Just wondering if anyone has tried polaris weights, the seem to have the profile some are talking about beefy middle, less on tip. I got got a set of 64gram, gonna try them out with stock secondary spring and ac red/white. What do you guys think? 6-9k ft.
 
ok, am an idiot....just came off a rev, know that clutch system, but dont know this one...


just ordered the yellow spring..not sure on what is meant by the degrees thing? is that the settings on the 12345 settings?

if so, how do you get to 60 degrees like motopsycho suggests?

got pics?
 
Your helix has holes numbered 0/3/6/9 and the clutch has holes 1/2/3 match them up to make your combo.....just rem. with a cat sec spring you will not want more than 0/1 or 0/2 and ONLY if your spring is sacked0/3
 
Your helix has holes numbered 0/3/6/9 and the clutch has holes 1/2/3 match them up to make your combo.....just rem. with a cat sec spring you will not want more than 0/1 or 0/2 and ONLY if your spring is sacked0/3

cool, how does that match up to the degrees thing? for instance above where he mentions that yellow spring...
 
just loosened my secondary for grins and went horrible dragon 800 was staing with me on pulls course I had no hook up outta the hole think i went 1/3 toady have to look at it. but one hole tighter was pulling alot more speed
 
cool, how does that match up to the degrees thing? for instance above where he mentions that yellow spring...

if you add the #'s together... like 3 on the outer, and 2 on the inner you are at 50° (3+2=5, or 50°)


Or 6 on the outer and 1 on the inner is 70° (Stock setting)

The #'s on the inner can be very hard to read as Yamaha has apparently not updated their casting molds for many years. That is where the above posts will come in handy!

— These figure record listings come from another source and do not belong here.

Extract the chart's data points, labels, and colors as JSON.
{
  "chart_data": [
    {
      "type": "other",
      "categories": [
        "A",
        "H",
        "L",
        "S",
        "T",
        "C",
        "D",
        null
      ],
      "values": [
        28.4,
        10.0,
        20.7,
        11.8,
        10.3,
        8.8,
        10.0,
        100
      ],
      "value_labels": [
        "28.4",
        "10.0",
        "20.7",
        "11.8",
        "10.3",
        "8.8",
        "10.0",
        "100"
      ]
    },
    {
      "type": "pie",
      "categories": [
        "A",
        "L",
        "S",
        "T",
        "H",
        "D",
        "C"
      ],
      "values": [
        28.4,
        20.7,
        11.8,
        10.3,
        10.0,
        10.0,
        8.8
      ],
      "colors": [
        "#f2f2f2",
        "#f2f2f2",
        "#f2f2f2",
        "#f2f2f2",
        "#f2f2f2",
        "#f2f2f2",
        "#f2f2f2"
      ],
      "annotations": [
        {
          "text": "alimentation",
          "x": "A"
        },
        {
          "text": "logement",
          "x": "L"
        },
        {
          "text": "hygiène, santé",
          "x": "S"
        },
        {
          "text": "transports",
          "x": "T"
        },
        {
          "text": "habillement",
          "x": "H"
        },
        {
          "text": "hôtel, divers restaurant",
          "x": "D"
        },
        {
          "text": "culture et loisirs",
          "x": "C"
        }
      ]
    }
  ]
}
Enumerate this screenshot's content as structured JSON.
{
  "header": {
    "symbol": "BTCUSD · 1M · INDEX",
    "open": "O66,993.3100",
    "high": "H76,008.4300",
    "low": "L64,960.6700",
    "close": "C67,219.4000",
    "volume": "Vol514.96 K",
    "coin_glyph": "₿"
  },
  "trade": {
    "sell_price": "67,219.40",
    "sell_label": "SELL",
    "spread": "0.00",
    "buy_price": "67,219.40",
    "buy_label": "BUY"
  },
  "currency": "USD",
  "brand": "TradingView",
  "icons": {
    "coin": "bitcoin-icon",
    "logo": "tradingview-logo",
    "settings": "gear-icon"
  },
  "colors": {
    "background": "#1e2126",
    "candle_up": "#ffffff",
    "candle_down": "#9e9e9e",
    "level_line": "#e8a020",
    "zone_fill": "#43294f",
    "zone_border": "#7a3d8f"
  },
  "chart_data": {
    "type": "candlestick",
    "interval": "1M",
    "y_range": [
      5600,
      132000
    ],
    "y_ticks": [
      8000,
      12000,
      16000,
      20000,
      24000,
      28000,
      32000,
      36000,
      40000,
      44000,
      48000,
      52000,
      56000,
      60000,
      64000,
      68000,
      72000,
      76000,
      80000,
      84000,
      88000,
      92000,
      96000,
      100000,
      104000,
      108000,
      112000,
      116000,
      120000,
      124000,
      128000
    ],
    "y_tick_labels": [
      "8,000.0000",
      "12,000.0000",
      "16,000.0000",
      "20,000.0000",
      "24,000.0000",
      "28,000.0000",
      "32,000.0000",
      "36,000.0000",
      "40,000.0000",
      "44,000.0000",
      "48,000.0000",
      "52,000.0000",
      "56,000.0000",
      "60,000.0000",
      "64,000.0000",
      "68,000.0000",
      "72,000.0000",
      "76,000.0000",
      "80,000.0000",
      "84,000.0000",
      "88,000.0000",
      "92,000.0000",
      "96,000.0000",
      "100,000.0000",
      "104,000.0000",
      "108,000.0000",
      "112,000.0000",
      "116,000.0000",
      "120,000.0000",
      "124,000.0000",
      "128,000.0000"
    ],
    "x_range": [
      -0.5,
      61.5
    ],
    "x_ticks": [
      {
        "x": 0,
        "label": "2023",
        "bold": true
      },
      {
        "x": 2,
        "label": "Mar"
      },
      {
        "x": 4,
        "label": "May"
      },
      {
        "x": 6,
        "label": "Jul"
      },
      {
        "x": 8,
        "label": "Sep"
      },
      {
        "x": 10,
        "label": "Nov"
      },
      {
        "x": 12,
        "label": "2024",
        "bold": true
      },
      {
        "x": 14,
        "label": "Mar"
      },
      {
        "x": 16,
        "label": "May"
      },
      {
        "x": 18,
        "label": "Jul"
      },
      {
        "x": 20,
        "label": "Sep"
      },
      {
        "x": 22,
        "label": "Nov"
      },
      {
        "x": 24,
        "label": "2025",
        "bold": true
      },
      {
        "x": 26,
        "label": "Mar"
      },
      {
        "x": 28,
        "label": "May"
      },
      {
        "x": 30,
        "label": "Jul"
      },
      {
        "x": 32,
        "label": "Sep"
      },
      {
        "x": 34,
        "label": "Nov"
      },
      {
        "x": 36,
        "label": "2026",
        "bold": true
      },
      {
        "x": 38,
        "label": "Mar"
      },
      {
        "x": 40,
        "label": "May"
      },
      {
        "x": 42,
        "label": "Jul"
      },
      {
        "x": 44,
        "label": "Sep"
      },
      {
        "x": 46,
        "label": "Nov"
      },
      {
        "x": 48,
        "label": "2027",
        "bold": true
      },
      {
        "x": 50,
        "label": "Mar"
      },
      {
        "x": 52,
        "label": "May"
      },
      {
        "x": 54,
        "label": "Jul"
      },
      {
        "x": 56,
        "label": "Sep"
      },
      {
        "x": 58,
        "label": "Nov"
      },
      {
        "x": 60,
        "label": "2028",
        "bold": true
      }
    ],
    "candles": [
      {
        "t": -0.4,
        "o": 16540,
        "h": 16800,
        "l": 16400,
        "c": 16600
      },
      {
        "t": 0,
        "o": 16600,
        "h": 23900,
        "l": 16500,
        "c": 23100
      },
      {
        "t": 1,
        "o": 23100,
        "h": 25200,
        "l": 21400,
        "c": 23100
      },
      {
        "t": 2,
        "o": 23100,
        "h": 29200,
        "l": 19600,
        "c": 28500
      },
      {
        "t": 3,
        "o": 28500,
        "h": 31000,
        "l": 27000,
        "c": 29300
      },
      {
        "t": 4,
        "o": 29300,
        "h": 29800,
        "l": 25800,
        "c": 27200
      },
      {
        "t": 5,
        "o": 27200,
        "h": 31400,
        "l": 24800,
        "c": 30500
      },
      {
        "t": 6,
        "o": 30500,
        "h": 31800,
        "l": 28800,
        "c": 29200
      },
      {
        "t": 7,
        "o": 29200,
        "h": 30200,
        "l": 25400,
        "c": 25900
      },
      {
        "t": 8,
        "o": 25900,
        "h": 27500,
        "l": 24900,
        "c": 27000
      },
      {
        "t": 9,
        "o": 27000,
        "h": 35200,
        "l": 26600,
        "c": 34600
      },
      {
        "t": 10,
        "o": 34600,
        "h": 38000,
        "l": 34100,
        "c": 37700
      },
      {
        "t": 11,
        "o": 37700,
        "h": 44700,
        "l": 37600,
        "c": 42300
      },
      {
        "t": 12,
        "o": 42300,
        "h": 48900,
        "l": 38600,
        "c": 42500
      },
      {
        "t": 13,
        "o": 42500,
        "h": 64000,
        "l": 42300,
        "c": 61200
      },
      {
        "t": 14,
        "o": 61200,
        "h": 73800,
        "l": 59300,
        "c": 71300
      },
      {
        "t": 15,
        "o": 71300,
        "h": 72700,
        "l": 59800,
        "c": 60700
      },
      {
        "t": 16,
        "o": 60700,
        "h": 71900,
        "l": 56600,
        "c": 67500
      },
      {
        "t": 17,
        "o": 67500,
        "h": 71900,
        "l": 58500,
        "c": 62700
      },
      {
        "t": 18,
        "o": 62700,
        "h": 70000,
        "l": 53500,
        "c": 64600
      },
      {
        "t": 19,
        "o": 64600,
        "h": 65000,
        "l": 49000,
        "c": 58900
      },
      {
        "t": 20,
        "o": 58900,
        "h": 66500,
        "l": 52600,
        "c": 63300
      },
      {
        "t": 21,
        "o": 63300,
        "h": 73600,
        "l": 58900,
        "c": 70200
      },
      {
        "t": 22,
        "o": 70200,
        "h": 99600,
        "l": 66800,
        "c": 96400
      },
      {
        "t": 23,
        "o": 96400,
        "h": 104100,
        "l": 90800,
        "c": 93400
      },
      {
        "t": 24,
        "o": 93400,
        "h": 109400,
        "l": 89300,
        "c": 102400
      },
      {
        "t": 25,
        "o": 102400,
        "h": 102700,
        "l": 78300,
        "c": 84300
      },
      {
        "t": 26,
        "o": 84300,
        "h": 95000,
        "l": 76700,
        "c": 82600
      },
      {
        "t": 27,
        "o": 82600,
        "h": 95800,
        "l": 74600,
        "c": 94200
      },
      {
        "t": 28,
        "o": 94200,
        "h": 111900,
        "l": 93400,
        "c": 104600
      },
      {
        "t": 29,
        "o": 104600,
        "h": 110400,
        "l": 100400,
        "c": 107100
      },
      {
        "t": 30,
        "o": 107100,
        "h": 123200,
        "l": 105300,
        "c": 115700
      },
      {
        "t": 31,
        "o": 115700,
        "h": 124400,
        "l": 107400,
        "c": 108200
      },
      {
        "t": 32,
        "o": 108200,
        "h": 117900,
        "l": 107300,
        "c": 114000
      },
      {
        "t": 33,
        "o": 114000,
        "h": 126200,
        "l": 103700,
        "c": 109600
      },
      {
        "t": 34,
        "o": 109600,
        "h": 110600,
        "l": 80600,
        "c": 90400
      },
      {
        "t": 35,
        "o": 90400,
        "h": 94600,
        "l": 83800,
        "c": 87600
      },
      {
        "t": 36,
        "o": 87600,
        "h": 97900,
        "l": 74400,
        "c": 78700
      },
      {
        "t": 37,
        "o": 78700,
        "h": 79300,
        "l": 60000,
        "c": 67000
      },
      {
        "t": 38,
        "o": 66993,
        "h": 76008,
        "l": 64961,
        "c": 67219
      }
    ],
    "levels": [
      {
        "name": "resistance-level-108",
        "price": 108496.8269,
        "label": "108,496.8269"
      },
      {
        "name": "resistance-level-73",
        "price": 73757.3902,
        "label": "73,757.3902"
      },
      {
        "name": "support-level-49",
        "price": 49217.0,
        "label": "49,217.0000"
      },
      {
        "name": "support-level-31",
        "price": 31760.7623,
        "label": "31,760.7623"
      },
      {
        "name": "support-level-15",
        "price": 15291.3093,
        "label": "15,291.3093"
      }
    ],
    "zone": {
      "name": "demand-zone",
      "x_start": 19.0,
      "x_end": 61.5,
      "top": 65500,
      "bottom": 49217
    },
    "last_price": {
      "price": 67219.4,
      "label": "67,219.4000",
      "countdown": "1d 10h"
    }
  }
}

BTW, I have four, 70+ mile rides with the cat yellow @ 60° and it is working like a charm! If you use the red / white I would not exceed 10°, but the yellow will handle a lot more torsion! (degrees of twist)

|
 
Last edited:
Anyone reading this thread, that is running stock clutching (on a stock Nytro), is getting beat up. Stock clutch setup was crap, for the MTX Nytro.

If the clutching changes that much, after break-in, then yamaha should make note of that in the manual, and suggest changes, according to engine mileage. The demo (used) sleds ran like raped apes, the new sleds were dogs.

There were a lot of yami newbies out there, that didn't like their new sleds, because of it.
 
if you add the #'s together... like 3 on the outer, and 2 on the inner you are at 50° (3+2=5, or 50°)


Or 6 on the outer and 1 on the inner is 70° (Stock setting)

The #'s on the inner can be very hard to read as Yamaha has apparently not updated their casting molds for many years. That is where the above posts will come in handy!

BTW, I have four, 70+ mile rides with the cat yellow @ 60° and it is working like a charm! If you use the red / white I would not exceed 10°, but the yellow will handle a lot more torsion! (degrees of twist)

|



THANK YOU!!!!!

knew it would be something simple like that, appreciate it greatly, have the yellow spring coming in tomorrow, and will slap her in htere tomorrow...
 
Could the guys that are posting there setups/results put in their location? Might keep a noob like me from trying a high altitude setup in the lower elevations that I ride in.

Thanks much, hope to do some tuning and testing this weekend.